O Acidente Vascular Cerebral resulta de uma deficiência na irrigação sangüínea do cérebro. Existem dois tipos de AVC: o isquêmico e o hemorrágico. O AVC isquêmico ocorre pela obstrução de uma das artérias do cérebro, que provoca a lesão do tecido cerebral que ficou sem o aporte sangüíneo adequado. Já o AVC hemorrágico ocorre por sangramento de uma das artérias do cérebro e parece apresentar menor número de seqüelas, mas a mortalidade é maior. O isquêmico, ao contrário, apresenta várias seqüelas, mas as chances de sobrevida são grandes.
Menos freqüente que nos adultos, cujas estatísticas mundiais são de 5 a 8 casos em mil habitantes por ano, o AVC afeta cerca de 15 crianças em cada 100 mil hab/ano, “de acordo com estatísticas realizadas em países ricos”, ressalta Ribeiro. No Brasil ainda não existem dados estatísticos, mas estima-se algo em torno de 18 por 100 mil hab/ano. A neurologista conta que no berçário de alto risco do Caism (Centro de Atenção Integral à Saúde da Mulher), na Unicamp, foram identificados 25 casos de AVC em recém nascidos a cada 10 mil nascimentos, “mais ou menos, oito casos por ano”.

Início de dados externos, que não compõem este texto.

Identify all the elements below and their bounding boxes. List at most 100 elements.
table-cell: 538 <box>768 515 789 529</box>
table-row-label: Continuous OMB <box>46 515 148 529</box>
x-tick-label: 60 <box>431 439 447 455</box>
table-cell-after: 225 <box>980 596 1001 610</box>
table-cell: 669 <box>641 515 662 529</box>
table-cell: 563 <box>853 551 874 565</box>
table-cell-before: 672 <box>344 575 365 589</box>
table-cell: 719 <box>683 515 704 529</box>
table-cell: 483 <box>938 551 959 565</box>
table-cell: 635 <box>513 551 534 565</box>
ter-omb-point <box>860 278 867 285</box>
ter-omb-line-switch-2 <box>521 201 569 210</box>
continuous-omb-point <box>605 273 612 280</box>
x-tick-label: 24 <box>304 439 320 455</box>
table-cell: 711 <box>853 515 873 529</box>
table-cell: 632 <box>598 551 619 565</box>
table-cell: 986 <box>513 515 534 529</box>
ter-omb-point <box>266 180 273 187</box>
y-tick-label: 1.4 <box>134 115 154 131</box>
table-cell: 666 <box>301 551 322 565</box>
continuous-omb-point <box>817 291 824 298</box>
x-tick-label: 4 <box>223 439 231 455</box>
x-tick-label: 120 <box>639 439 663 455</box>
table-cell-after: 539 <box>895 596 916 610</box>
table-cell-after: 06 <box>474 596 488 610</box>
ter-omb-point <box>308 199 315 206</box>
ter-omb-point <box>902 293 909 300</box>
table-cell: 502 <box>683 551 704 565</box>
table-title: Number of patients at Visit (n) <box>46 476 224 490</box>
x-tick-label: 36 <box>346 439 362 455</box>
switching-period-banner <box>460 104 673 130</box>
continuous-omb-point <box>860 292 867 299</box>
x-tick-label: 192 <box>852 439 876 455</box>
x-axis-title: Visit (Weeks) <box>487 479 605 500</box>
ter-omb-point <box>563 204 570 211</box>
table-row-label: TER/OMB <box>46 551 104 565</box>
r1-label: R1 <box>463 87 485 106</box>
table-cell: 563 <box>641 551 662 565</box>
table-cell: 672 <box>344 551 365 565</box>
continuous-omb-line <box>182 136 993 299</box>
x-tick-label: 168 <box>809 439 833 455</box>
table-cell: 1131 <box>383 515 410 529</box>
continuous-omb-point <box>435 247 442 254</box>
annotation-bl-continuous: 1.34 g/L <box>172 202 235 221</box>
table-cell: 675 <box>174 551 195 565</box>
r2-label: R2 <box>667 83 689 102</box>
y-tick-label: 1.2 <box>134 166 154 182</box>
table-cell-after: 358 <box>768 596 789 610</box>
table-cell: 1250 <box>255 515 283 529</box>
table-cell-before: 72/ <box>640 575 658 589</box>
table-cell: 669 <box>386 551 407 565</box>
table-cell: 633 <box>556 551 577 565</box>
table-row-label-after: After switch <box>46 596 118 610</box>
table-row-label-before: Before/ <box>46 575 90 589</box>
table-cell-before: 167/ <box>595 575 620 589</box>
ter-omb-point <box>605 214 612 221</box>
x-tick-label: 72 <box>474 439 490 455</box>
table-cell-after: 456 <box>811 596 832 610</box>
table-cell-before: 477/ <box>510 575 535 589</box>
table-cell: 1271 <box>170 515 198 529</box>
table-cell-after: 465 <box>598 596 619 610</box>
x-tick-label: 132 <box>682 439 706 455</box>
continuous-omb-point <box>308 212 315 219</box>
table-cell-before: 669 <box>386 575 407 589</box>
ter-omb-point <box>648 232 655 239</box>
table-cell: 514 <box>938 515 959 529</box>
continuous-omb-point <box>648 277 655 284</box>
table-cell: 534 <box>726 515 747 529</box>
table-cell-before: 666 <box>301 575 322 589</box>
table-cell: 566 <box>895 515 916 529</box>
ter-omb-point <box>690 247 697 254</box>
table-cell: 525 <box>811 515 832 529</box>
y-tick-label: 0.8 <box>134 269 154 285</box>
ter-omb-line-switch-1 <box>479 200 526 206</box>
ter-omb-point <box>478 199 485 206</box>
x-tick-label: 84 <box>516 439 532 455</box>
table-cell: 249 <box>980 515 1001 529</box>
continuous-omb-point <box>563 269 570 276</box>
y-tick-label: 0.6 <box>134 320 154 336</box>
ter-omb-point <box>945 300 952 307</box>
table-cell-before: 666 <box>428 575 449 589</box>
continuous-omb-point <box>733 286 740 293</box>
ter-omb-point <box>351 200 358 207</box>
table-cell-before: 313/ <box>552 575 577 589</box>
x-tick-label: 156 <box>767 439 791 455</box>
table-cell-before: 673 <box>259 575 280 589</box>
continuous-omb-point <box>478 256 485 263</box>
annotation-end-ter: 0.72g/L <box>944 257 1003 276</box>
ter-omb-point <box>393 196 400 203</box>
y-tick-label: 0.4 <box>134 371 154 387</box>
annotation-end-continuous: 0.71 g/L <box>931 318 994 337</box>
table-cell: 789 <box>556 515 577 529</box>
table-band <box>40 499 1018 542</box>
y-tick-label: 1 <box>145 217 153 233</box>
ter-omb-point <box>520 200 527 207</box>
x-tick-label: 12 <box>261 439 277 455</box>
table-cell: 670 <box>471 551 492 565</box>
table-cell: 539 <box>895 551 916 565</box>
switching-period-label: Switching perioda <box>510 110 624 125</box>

Os sintomas do AVC nas crianças são semelhantes aos dos adultos. “De repente, a criança apresenta hemiplegia. Às vezes, a paralisia é precedida de convulsões”, descreve a neurologista. O AVC em crianças tem um diferencial em relação aos adultos: neles, as causas são relacionadas a pressão alta, diabetes, tabagismo ou à utilização de drogas. Nas crianças são muitas as causas: doenças no sangue, disfunções no sistema imunológico, infecções. “Ainda estamos rastreando outras causas. Mais ou menos 25% das crianças ficam sem a definição da causa básica”, comenta.
Além do comprometimento motor, de linguagem e de aprendizado geral a equipe começa a pesquisar as alterações no comportamento das crianças. Segundo a médica, os pesquisadores observaram que, após a doença, algumas crianças podem ficar mais passivas ou mais agitadas.